Some of the approved regulators’ regulatory arrangements appear to impose restrictions that go further than those within the scope of Section 15 which could have negative consequences for both consumers and providers of legal services. They may prevent membership organisations, charities and local authorities providing legal advice to consumers at an affordable price and may restrict what ‘in-house’ employees can do.
One of LSB’s strategic priorities is to help the legal services sector flourish by seeking to deliver only regulation that address risks. This thematic review will consider whether the current arrangements for employers and employees established by the approved regulators go beyond the requirements of the Act.
If they do, we will look for evidence that any additional regulation is targeted, proportionate and compatible with the regulatory objectives. If satisfactory evidence is not forthcoming and we find examples of over-regulation, we will consider whether the Board should act which could lead to the issuing of guidance, the use of the enforcement powers in the Act, or relying on specific provisions in Section 15 to make recommendations to the Lord Chancellor.
This review will focus on the regulatory frameworks for employers and employees, including membership bodies, and will consider whether it is necessary to define what constitutes a ‘section of the public’. It will not consider current exemptions for trade unions in Section 15, issues relating to special bodies, transitional arrangements, or pro-bono work.

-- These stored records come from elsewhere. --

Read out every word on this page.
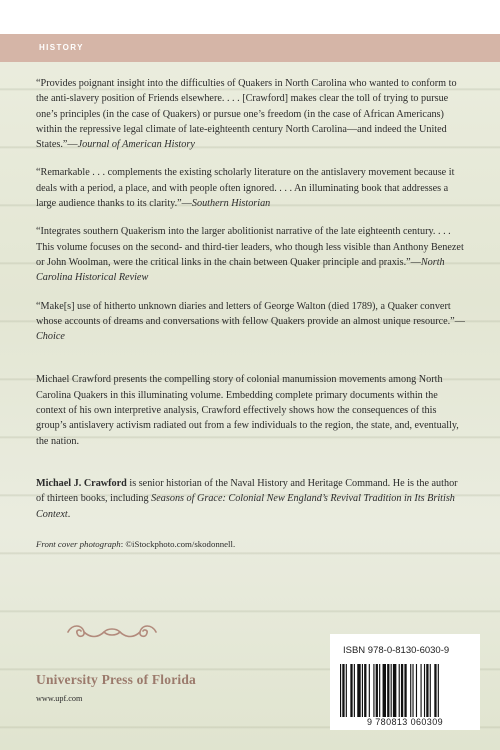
HISTORY

“Provides poignant insight into the difficulties of Quakers in North Carolina who wanted to conform to the anti-slavery position of Friends elsewhere. . . . [Crawford] makes clear the toll of trying to pursue one’s principles (in the case of Quakers) or pursue one’s freedom (in the case of African Americans) within the repressive legal climate of late-eighteenth century North Carolina—and indeed the United States.”—Journal of American History

“Remarkable . . . complements the existing scholarly literature on the antislavery movement because it deals with a period, a place, and with people often ignored. . . . An illuminating book that addresses a large audience thanks to its clarity.”—Southern Historian

“Integrates southern Quakerism into the larger abolitionist narrative of the late eighteenth century. . . . This volume focuses on the second- and third-tier leaders, who though less visible than Anthony Benezet or John Woolman, were the critical links in the chain between Quaker principle and praxis.”—North Carolina Historical Review

“Make[s] use of hitherto unknown diaries and letters of George Walton (died 1789), a Quaker convert whose accounts of dreams and conversations with fellow Quakers provide an almost unique resource.”—Choice

Michael Crawford presents the compelling story of colonial manumission movements among North Carolina Quakers in this illuminating volume. Embedding complete primary documents within the context of his own interpretive analysis, Crawford effectively shows how the consequences of this group’s antislavery activism radiated out from a few individuals to the region, the state, and, eventually, the nation.

Michael J. Crawford is senior historian of the Naval History and Heritage Command. He is the author of thirteen books, including Seasons of Grace: Colonial New England’s Revival Tradition in Its British Context.

Front cover photograph: ©iStockphoto.com/skodonnell.

University Press of Florida
www.upf.com
ISBN 978-0-8130-6030-9
9 780813 060309
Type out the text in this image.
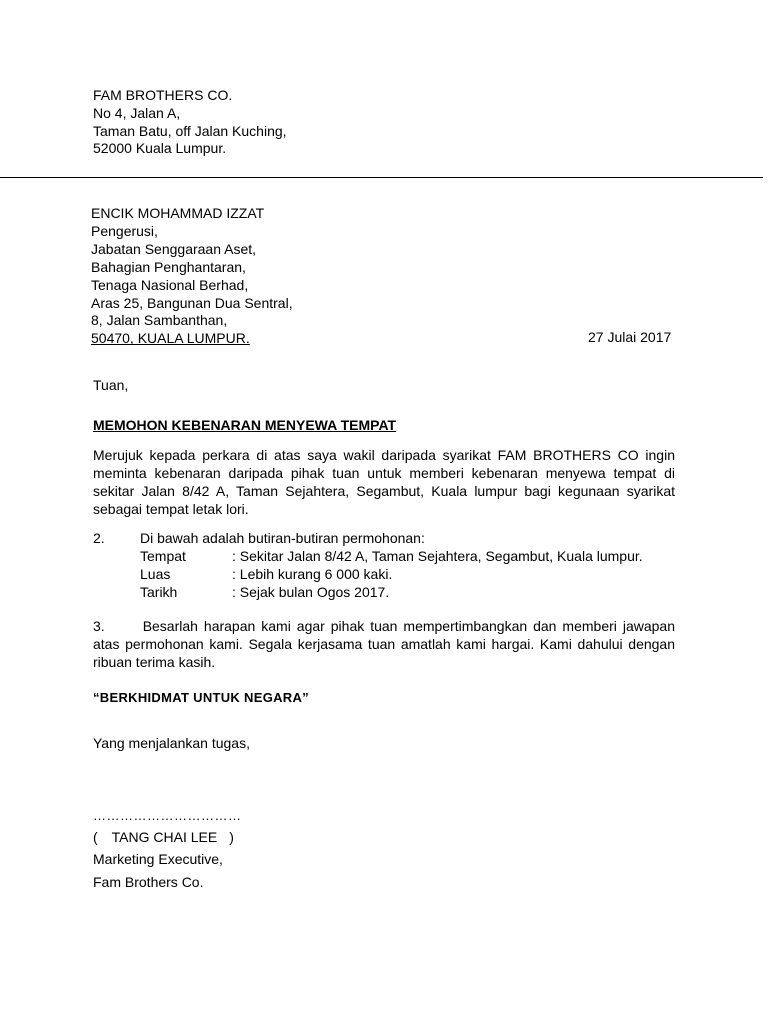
FAM BROTHERS CO.
No 4, Jalan A,
Taman Batu, off Jalan Kuching,
52000 Kuala Lumpur.
ENCIK MOHAMMAD IZZAT
Pengerusi,
Jabatan Senggaraan Aset,
Bahagian Penghantaran,
Tenaga Nasional Berhad,
Aras 25, Bangunan Dua Sentral,
8, Jalan Sambanthan,
50470, KUALA LUMPUR.	27 Julai 2017
Tuan,
MEMOHON KEBENARAN MENYEWA TEMPAT
Merujuk kepada perkara di atas saya wakil daripada syarikat FAM BROTHERS CO ingin meminta kebenaran daripada pihak tuan untuk memberi kebenaran menyewa tempat di sekitar Jalan 8/42 A, Taman Sejahtera, Segambut, Kuala lumpur bagi kegunaan syarikat sebagai tempat letak lori.
2.	Di bawah adalah butiran-butiran permohonan:
Tempat	: Sekitar Jalan 8/42 A, Taman Sejahtera, Segambut, Kuala lumpur.
Luas	: Lebih kurang 6 000 kaki.
Tarikh	: Sejak bulan Ogos 2017.
3.	Besarlah harapan kami agar pihak tuan mempertimbangkan dan memberi jawapan atas permohonan kami. Segala kerjasama tuan amatlah kami hargai. Kami dahului dengan ribuan terima kasih.
“BERKHIDMAT UNTUK NEGARA”
Yang menjalankan tugas,
……………………………
( TANG CHAI LEE )
Marketing Executive,
Fam Brothers Co.
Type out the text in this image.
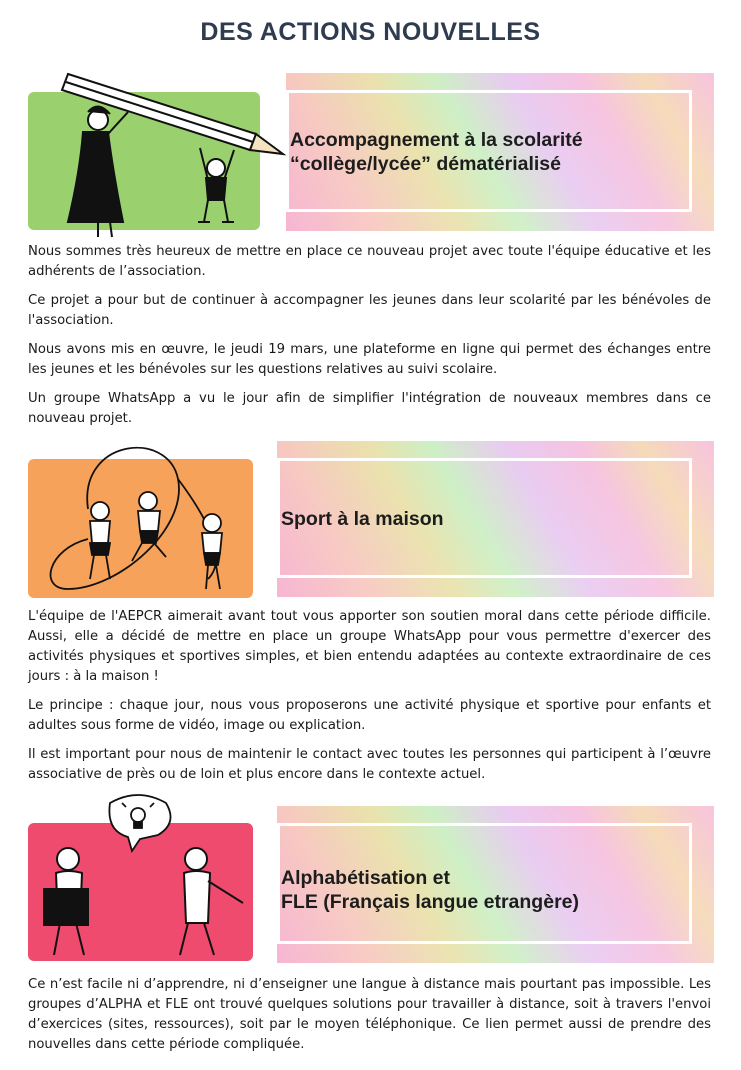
DES ACTIONS NOUVELLES
Accompagnement à la scolarité
“collège/lycée” dématérialisé
Nous sommes très heureux de mettre en place ce nouveau projet avec toute l'équipe éducative et les adhérents de l’association.
Ce projet a pour but de continuer à accompagner les jeunes dans leur scolarité par les bénévoles de l'association.
Nous avons mis en œuvre, le jeudi 19 mars, une plateforme en ligne qui permet des échanges entre les jeunes et les bénévoles sur les questions relatives au suivi scolaire.
Un groupe WhatsApp a vu le jour afin de simplifier l'intégration de nouveaux membres dans ce nouveau projet.
Sport à la maison
L'équipe de l'AEPCR aimerait avant tout vous apporter son soutien moral dans cette période difficile. Aussi, elle a décidé de mettre en place un groupe WhatsApp pour vous permettre d'exercer des activités physiques et sportives simples, et bien entendu adaptées au contexte extraordinaire de ces jours : à la maison !
Le principe : chaque jour, nous vous proposerons une activité physique et sportive pour enfants et adultes sous forme de vidéo, image ou explication.
Il est important pour nous de maintenir le contact avec toutes les personnes qui participent à l’œuvre associative de près ou de loin et plus encore dans le contexte actuel.
Alphabétisation et
FLE (Français langue etrangère)
Ce n’est facile ni d’apprendre, ni d’enseigner une langue à distance mais pourtant pas impossible. Les groupes d’ALPHA et FLE ont trouvé quelques solutions pour travailler à distance, soit à travers l'envoi d’exercices (sites, ressources), soit par le moyen téléphonique. Ce lien permet aussi de prendre des nouvelles dans cette période compliquée.
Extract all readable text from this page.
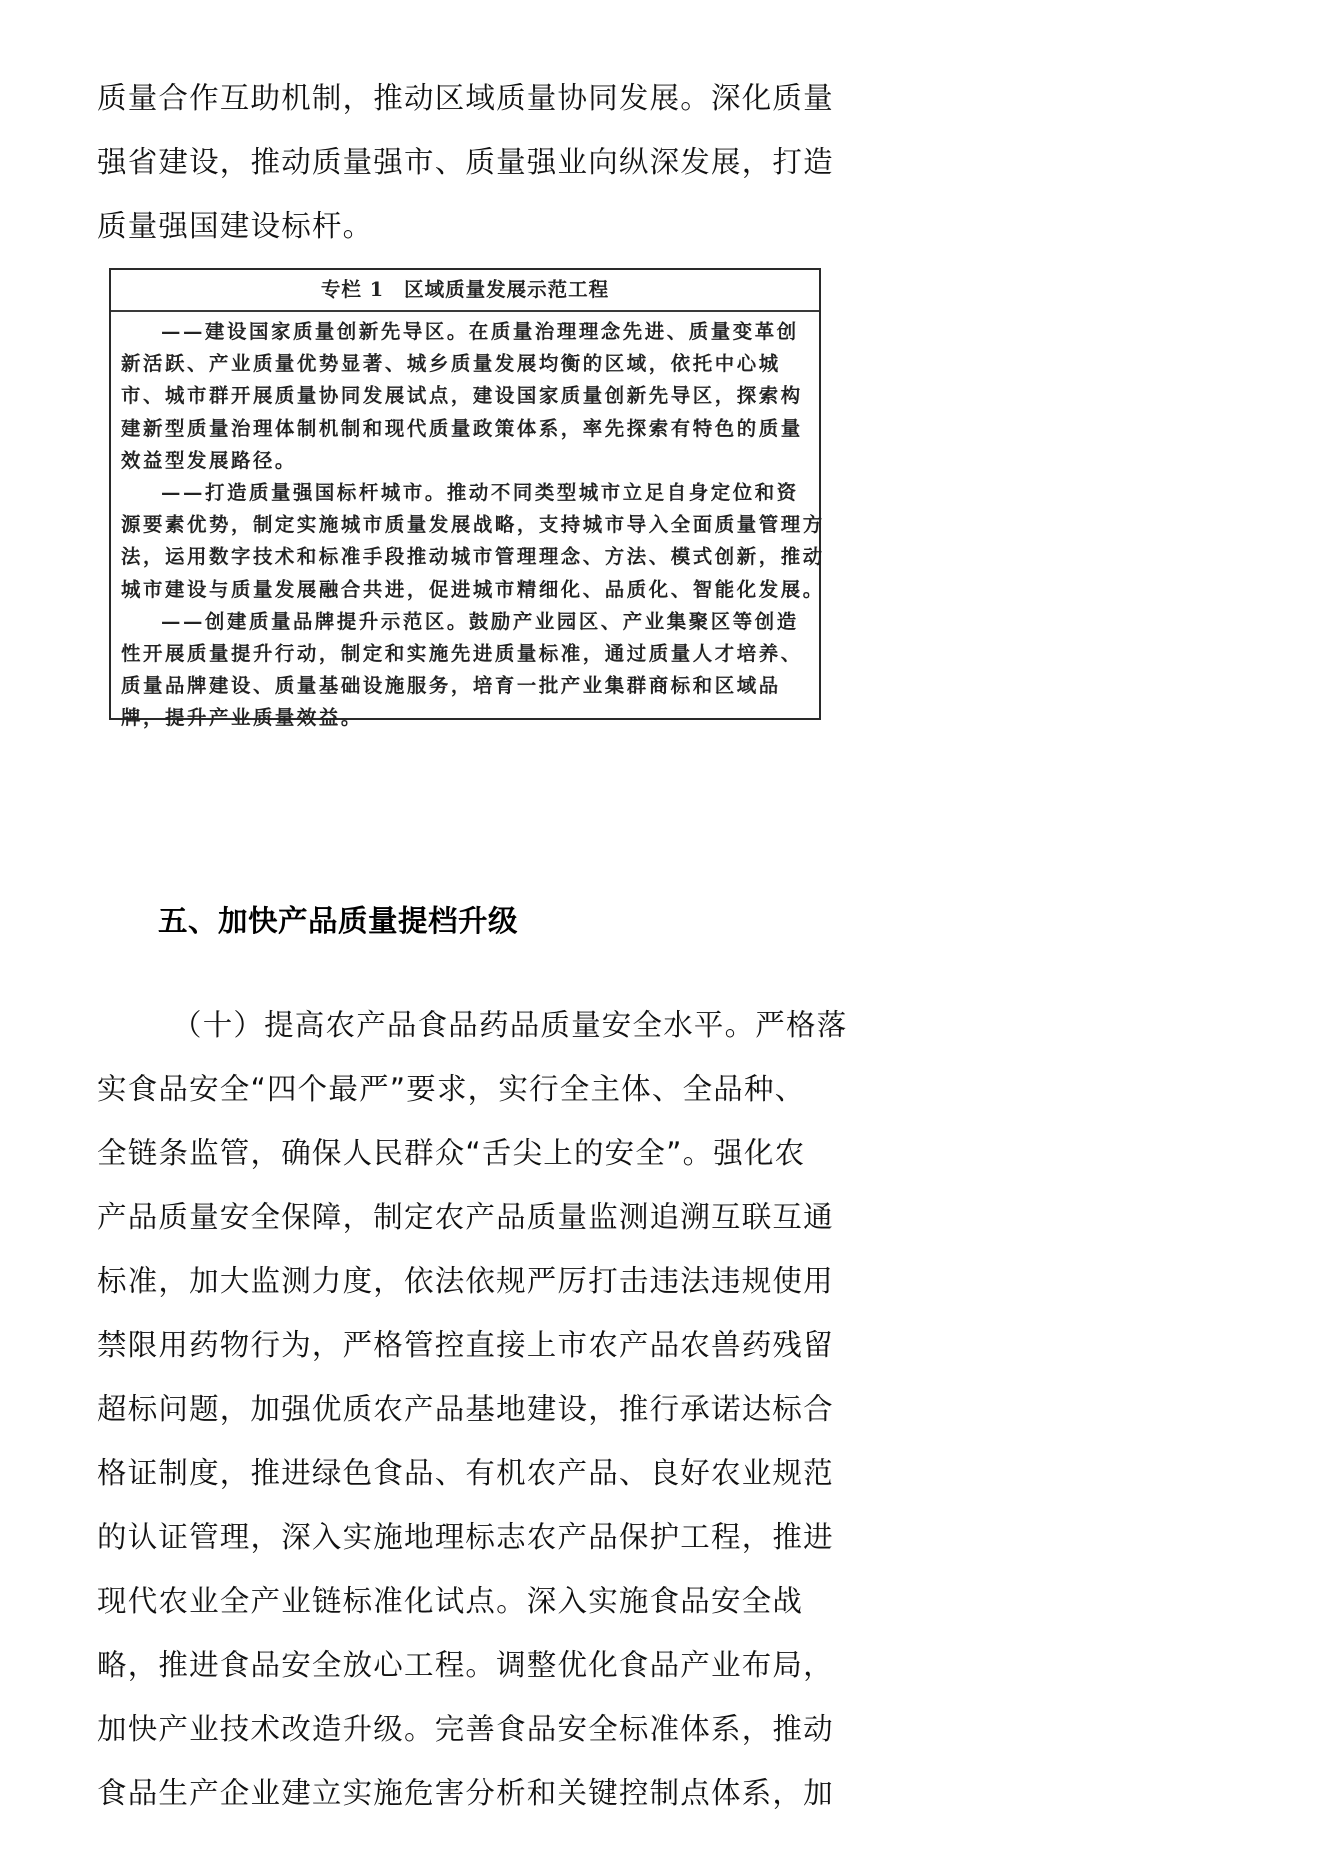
质量合作互助机制，推动区域质量协同发展。深化质量
强省建设，推动质量强市、质量强业向纵深发展，打造
质量强国建设标杆。
专栏 1 区域质量发展示范工程
——建设国家质量创新先导区。在质量治理理念先进、质量变革创
新活跃、产业质量优势显著、城乡质量发展均衡的区域，依托中心城
市、城市群开展质量协同发展试点，建设国家质量创新先导区，探索构
建新型质量治理体制机制和现代质量政策体系，率先探索有特色的质量
效益型发展路径。
——打造质量强国标杆城市。推动不同类型城市立足自身定位和资
源要素优势，制定实施城市质量发展战略，支持城市导入全面质量管理方
法，运用数字技术和标准手段推动城市管理理念、方法、模式创新，推动
城市建设与质量发展融合共进，促进城市精细化、品质化、智能化发展。
——创建质量品牌提升示范区。鼓励产业园区、产业集聚区等创造
性开展质量提升行动，制定和实施先进质量标准，通过质量人才培养、
质量品牌建设、质量基础设施服务，培育一批产业集群商标和区域品
牌，提升产业质量效益。
五、加快产品质量提档升级
（十）提高农产品食品药品质量安全水平。严格落
实食品安全“四个最严”要求，实行全主体、全品种、
全链条监管，确保人民群众“舌尖上的安全”。强化农
产品质量安全保障，制定农产品质量监测追溯互联互通
标准，加大监测力度，依法依规严厉打击违法违规使用
禁限用药物行为，严格管控直接上市农产品农兽药残留
超标问题，加强优质农产品基地建设，推行承诺达标合
格证制度，推进绿色食品、有机农产品、良好农业规范
的认证管理，深入实施地理标志农产品保护工程，推进
现代农业全产业链标准化试点。深入实施食品安全战
略，推进食品安全放心工程。调整优化食品产业布局，
加快产业技术改造升级。完善食品安全标准体系，推动
食品生产企业建立实施危害分析和关键控制点体系，加
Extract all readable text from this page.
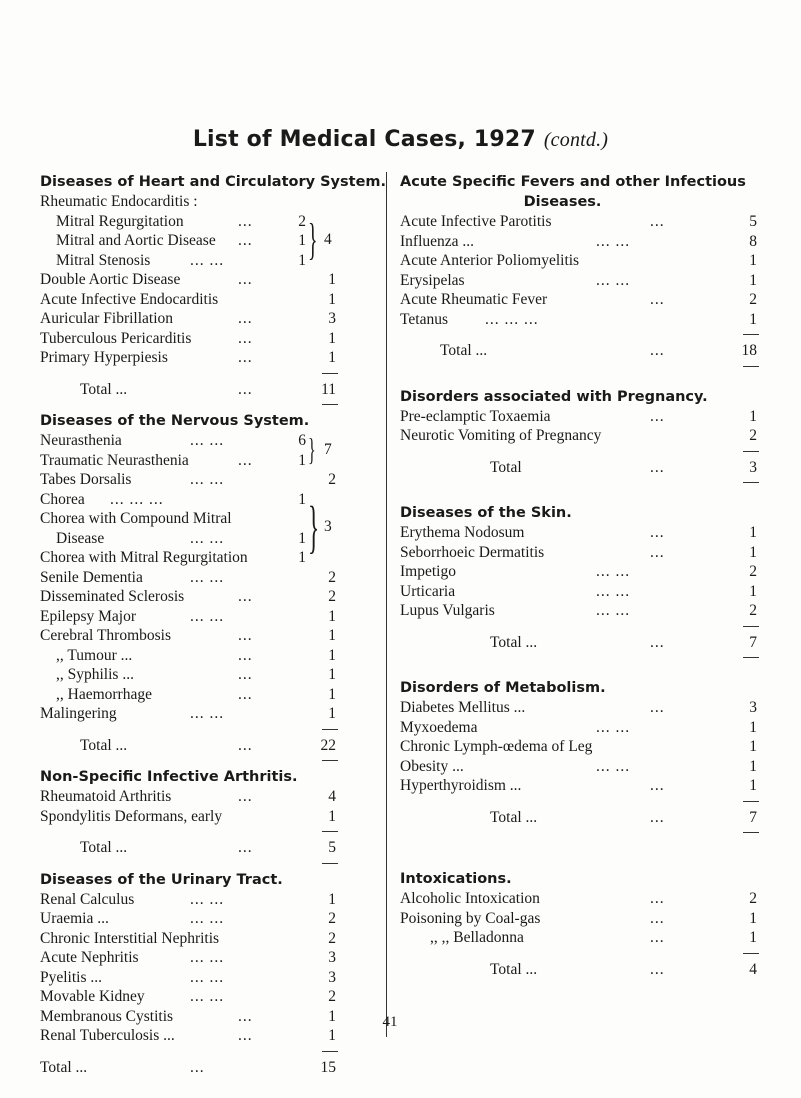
List of Medical Cases, 1927 (contd.)
Diseases of Heart and Circulatory System.
Rheumatic Endocarditis :
Mitral Regurgitation	...	2
Mitral and Aortic Disease ...	1
Mitral Stenosis	... ...	1 } 4
Double Aortic Disease	...	1
Acute Infective Endocarditis	1
Auricular Fibrillation	...	3
Tuberculous Pericarditis	...	1
Primary Hyperpiesis	...	1
Total ...	...	11
Diseases of the Nervous System.
Neurasthenia	... ...	6
Traumatic Neurasthenia	...	1 } 7
Tabes Dorsalis	... ...	2
Chorea ... ... ...	1
Chorea with Compound Mitral
Disease	... ...	1
Chorea with Mitral Regurgitation	1 } 3
Senile Dementia	... ...	2
Disseminated Sclerosis	...	2
Epilepsy Major	... ...	1
Cerebral Thrombosis	...	1
,, Tumour ...	...	1
,, Syphilis ...	...	1
,, Haemorrhage	...	1
Malingering	... ...	1
Total ...	...	22
Non-Specific Infective Arthritis.
Rheumatoid Arthritis	...	4
Spondylitis Deformans, early	1
Total ...	...	5
Diseases of the Urinary Tract.
Renal Calculus	... ...	1
Uraemia ...	... ...	2
Chronic Interstitial Nephritis	2
Acute Nephritis	... ...	3
Pyelitis ...	... ...	3
Movable Kidney	... ...	2
Membranous Cystitis	...	1
Renal Tuberculosis ...	...	1
Total ...	...	15
Acute Specific Fevers and other Infectious
Diseases.
Acute Infective Parotitis	...	5
Influenza ...	... ...	8
Acute Anterior Poliomyelitis	1
Erysipelas	... ...	1
Acute Rheumatic Fever	...	2
Tetanus ... ... ...	1
Total ...	...	18
Disorders associated with Pregnancy.
Pre-eclamptic Toxaemia	...	1
Neurotic Vomiting of Pregnancy	2
Total	...	3
Diseases of the Skin.
Erythema Nodosum	...	1
Seborrhoeic Dermatitis	...	1
Impetigo	... ...	2
Urticaria	... ...	1
Lupus Vulgaris	... ...	2
Total ...	...	7
Disorders of Metabolism.
Diabetes Mellitus ...	...	3
Myxoedema	... ...	1
Chronic Lymph-œdema of Leg	1
Obesity ...	... ...	1
Hyperthyroidism ...	...	1
Total ...	...	7
Intoxications.
Alcoholic Intoxication	...	2
Poisoning by Coal-gas	...	1
,, ,, Belladonna	...	1
Total ...	...	4
41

As part of our work in this area, we issued a discussion paper, in February 2015. The paper presented our initial analysis to establish how current practising rules for in-house lawyers align with the minimum restrictions that are contained in section 15 of the Act. We received a number of responses to the discussion paper, which we have published, alongside our response document summarising the views we received and our response to them. Informed by the responses we received, we drafted a statement of policy under section 49 of the Act setting out principles to inform the decisions we will make about changes to regulatory arrangements for in-house lawyers and invited representations. The final statement of policy was published on 8 February 2016.